Across the country, it took 386,898 votes for each Green MP elected. However, the Bloc Québécois needed only 43,039 votes for each member elected, and 37,653 votes for every Liberal elected.

The picture across the country is a classic example of what is wrong with a first-past-the-point system. One-third of voters in Alberta and Saskatchewan are voiceless in our antiquated system. A vote for the Bloc is worth nine times more than a vote for the Greens and a Liberal vote is worth 10 times more.

Justin Trudeau promised that 2015 would be the last election held under a first-past-the -post system, but has chosen to keep a game where the rules work in his favour, despite mountains of evidence that it does not accurately reflect the will of the electorate.

It is long past the time for a more equitable voting system.

S.A. McBride


Trump-style politics in Canada

Dear Editor:

The election result should represent the high-water mark for Donald Trump’s influence on the Conservative Party of Canada.

The hatred, fake news and outright lies, along with the personal egotism of Andrew Scheer has set a new low of conduct in an election.

Whoever the next leader of the CPC will have to address these issues.

Jack Westenberg


New deal within Confederation

Dear Editor:

While the idea of western separation from Canada sounds appealing, particularly at this point in history, the reality is the cost and logistics would be staggering.
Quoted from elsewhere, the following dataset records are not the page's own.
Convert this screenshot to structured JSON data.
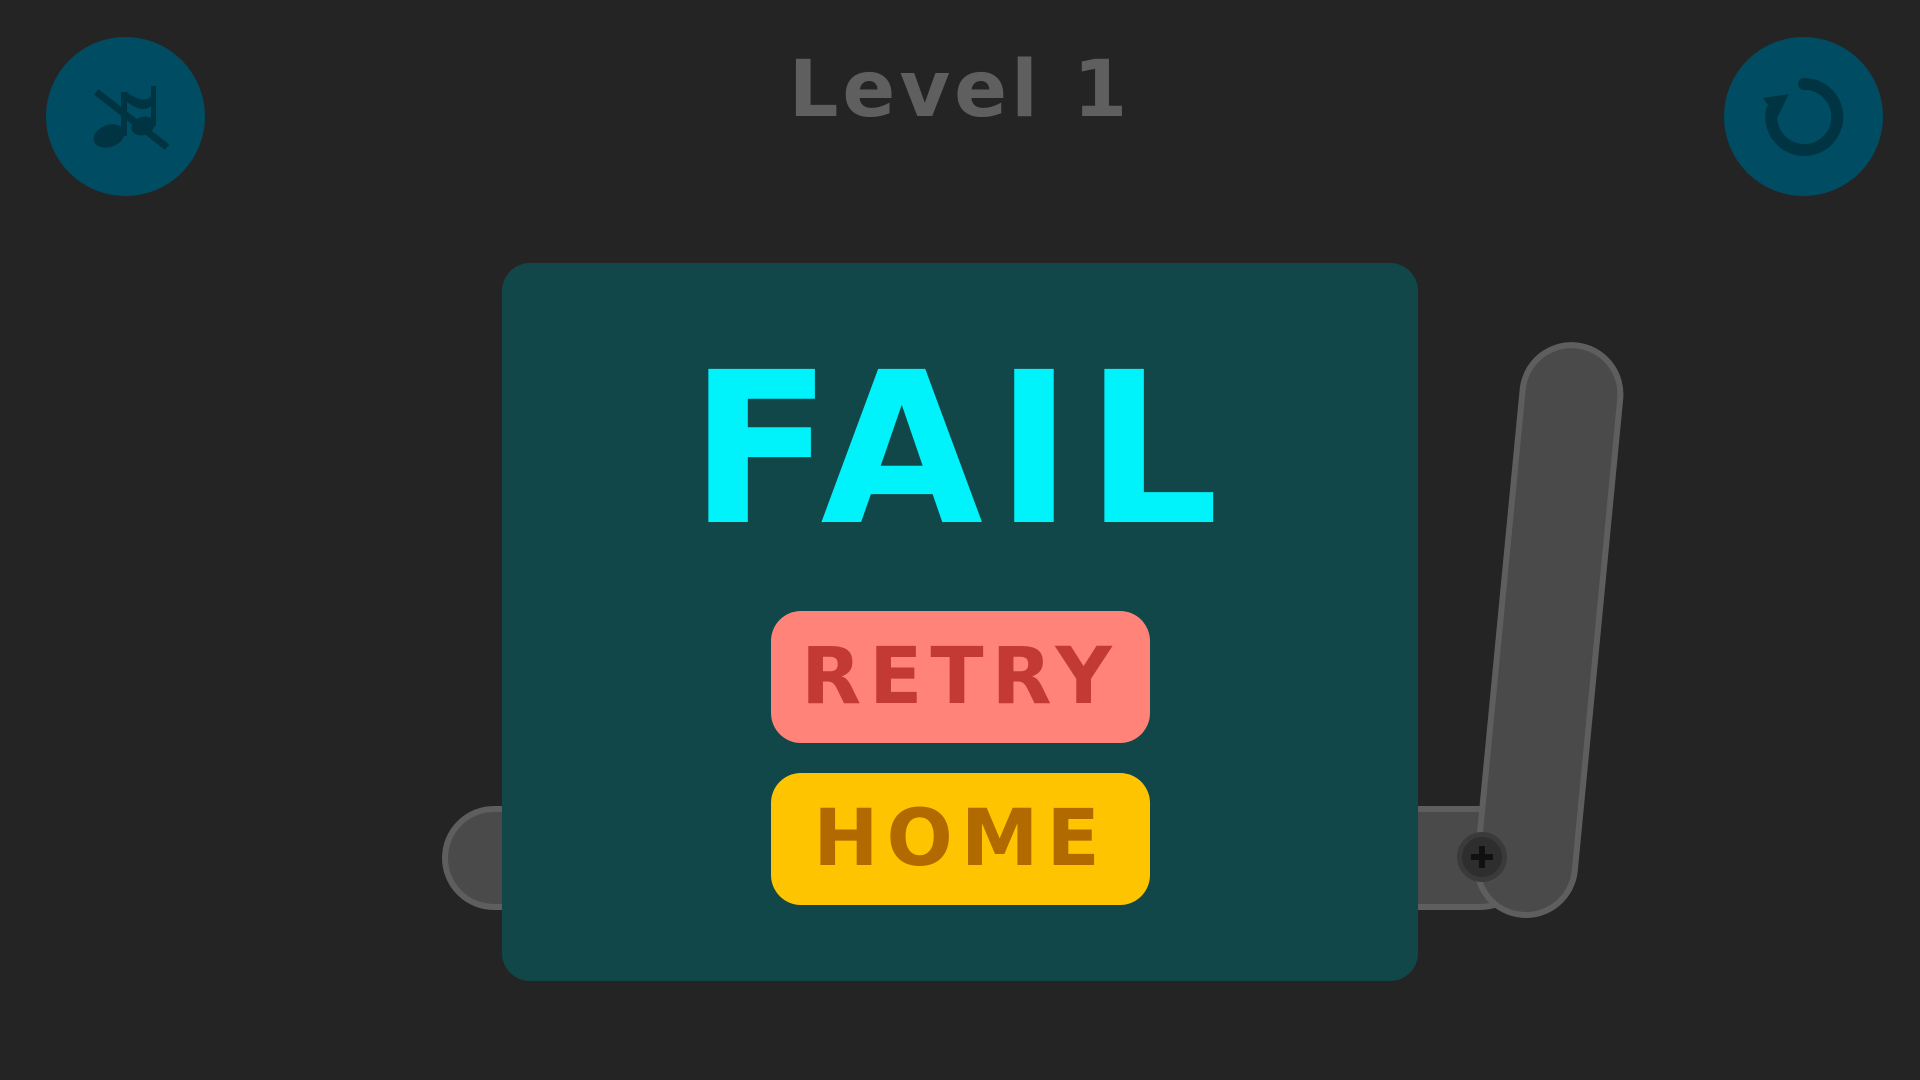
{
  "header": {
    "level_title": "Level 1"
  },
  "controls": {
    "music_icon": "music-muted-icon",
    "restart_icon": "restart-icon"
  },
  "dialog": {
    "title": "FAIL",
    "retry_label": "RETRY",
    "home_label": "HOME"
  },
  "colors": {
    "background": "#242424",
    "dialog": "#12474a",
    "title": "#00f2fb",
    "round_button": "#004d63",
    "retry_bg": "#ff8378",
    "retry_text": "#c23a33",
    "home_bg": "#ffc400",
    "home_text": "#b06a00"
  }
}
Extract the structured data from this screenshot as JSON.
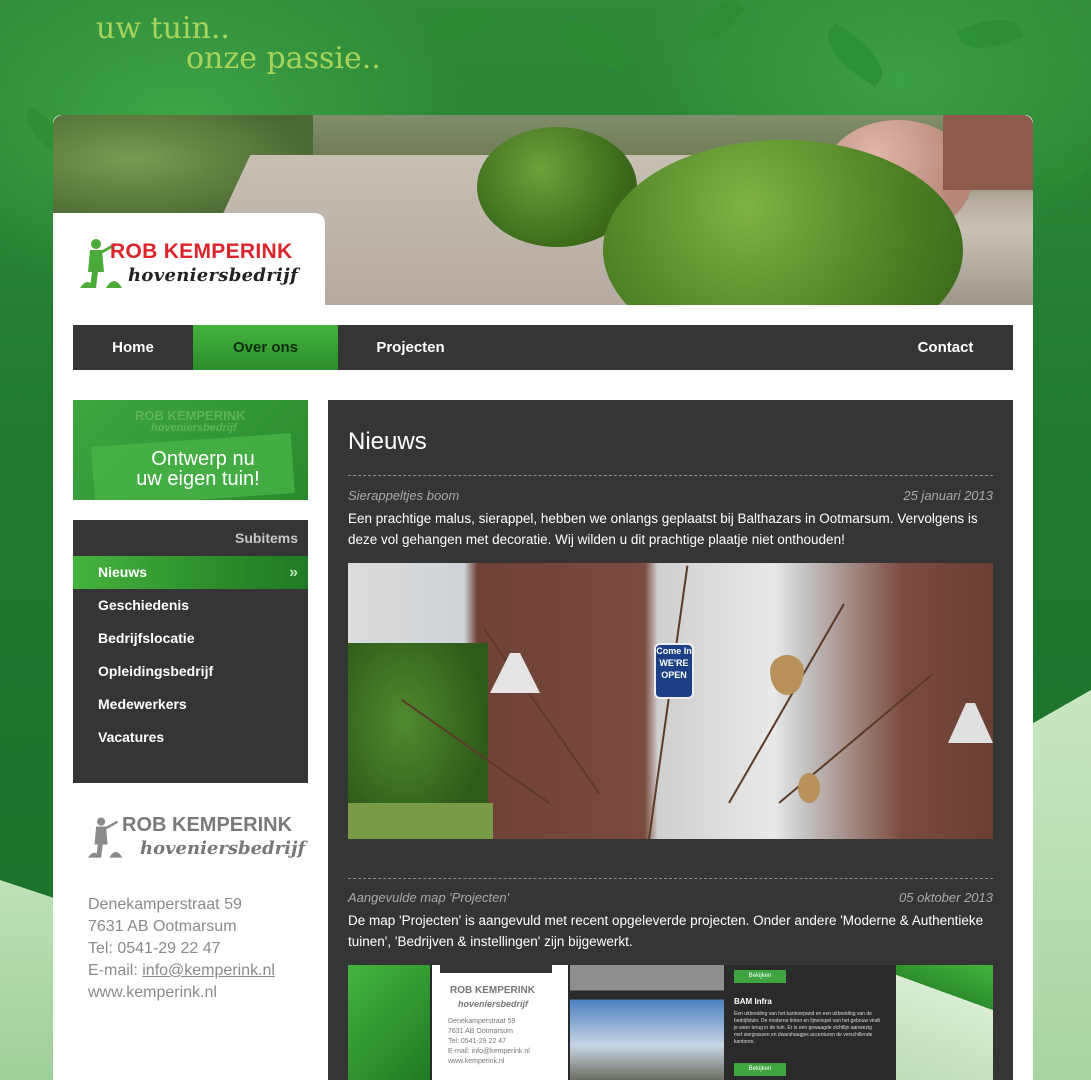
{
  "slogan": {
    "line1": "uw tuin..",
    "line2": "onze passie.."
  },
  "brand": {
    "name": "ROB KEMPERINK",
    "subtitle": "hoveniersbedrijf"
  },
  "nav": {
    "items": [
      {
        "label": "Home"
      },
      {
        "label": "Over ons",
        "active": true
      },
      {
        "label": "Projecten"
      },
      {
        "label": "Contact"
      }
    ]
  },
  "promo": {
    "ghost_name": "ROB KEMPERINK",
    "ghost_sub": "hoveniersbedrijf",
    "line1": "Ontwerp nu",
    "line2": "uw eigen tuin!"
  },
  "subnav": {
    "title": "Subitems",
    "items": [
      {
        "label": "Nieuws",
        "active": true,
        "arrow": "»"
      },
      {
        "label": "Geschiedenis"
      },
      {
        "label": "Bedrijfslocatie"
      },
      {
        "label": "Opleidingsbedrijf"
      },
      {
        "label": "Medewerkers"
      },
      {
        "label": "Vacatures"
      }
    ]
  },
  "address": {
    "street": "Denekamperstraat 59",
    "city": "7631 AB Ootmarsum",
    "phone": "Tel: 0541-29 22 47",
    "email_label": "E-mail:",
    "email": "info@kemperink.nl",
    "web": "www.kemperink.nl"
  },
  "content": {
    "heading": "Nieuws",
    "news": [
      {
        "title": "Sierappeltjes boom",
        "date": "25 januari 2013",
        "body": "Een prachtige malus, sierappel, hebben we onlangs geplaatst bij Balthazars in Ootmarsum. Vervolgens is deze vol gehangen met decoratie. Wij wilden u dit prachtige plaatje niet onthouden!",
        "image_sign": [
          "Come In",
          "WE'RE",
          "OPEN"
        ]
      },
      {
        "title": "Aangevulde map 'Projecten'",
        "date": "05 oktober 2013",
        "body": "De map 'Projecten' is aangevuld met recent opgeleverde projecten. Onder andere 'Moderne & Authentieke tuinen', 'Bedrijven & instellingen' zijn bijgewerkt.",
        "preview": {
          "logo_name": "ROB KEMPERINK",
          "logo_sub": "hoveniersbedrijf",
          "addr": [
            "Denekamperstraat 59",
            "7631 AB Ootmarsum",
            "Tel: 0541-29 22 47",
            "E-mail: info@kemperink.nl",
            "www.kemperink.nl"
          ],
          "button": "Bekijken",
          "project_title": "BAM Infra",
          "project_text": "Een uitbreiding van het kantoorpand en een uitbreiding van de bedrijfstuin. De moderne tinten en lijnenspel van het gebouw vindt je weer terug in de tuin. Er is een gewaagde zichtlijn aanwezig met siergrassen en dwarshaagjes accenturen de verschillende kantoren."
        }
      }
    ]
  },
  "colors": {
    "accent_green": "#45b33e",
    "dark_panel": "#353535",
    "logo_red": "#d9252b"
  }
}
It would be the same scenario as Quebec’s idea. Our own national police force, military, currency, passports, trade agreements and on and on.

Unless British Columbia joined the new country, Alberta oil would be more precariously land-locked.

What we really need is what the premiers of Alberta and Saskatchewan are saying. We need a new deal within Confederation. One that more fairly reflects western representation in the federal government and fairness in equalization payments. Quebec should not always be the favoured child.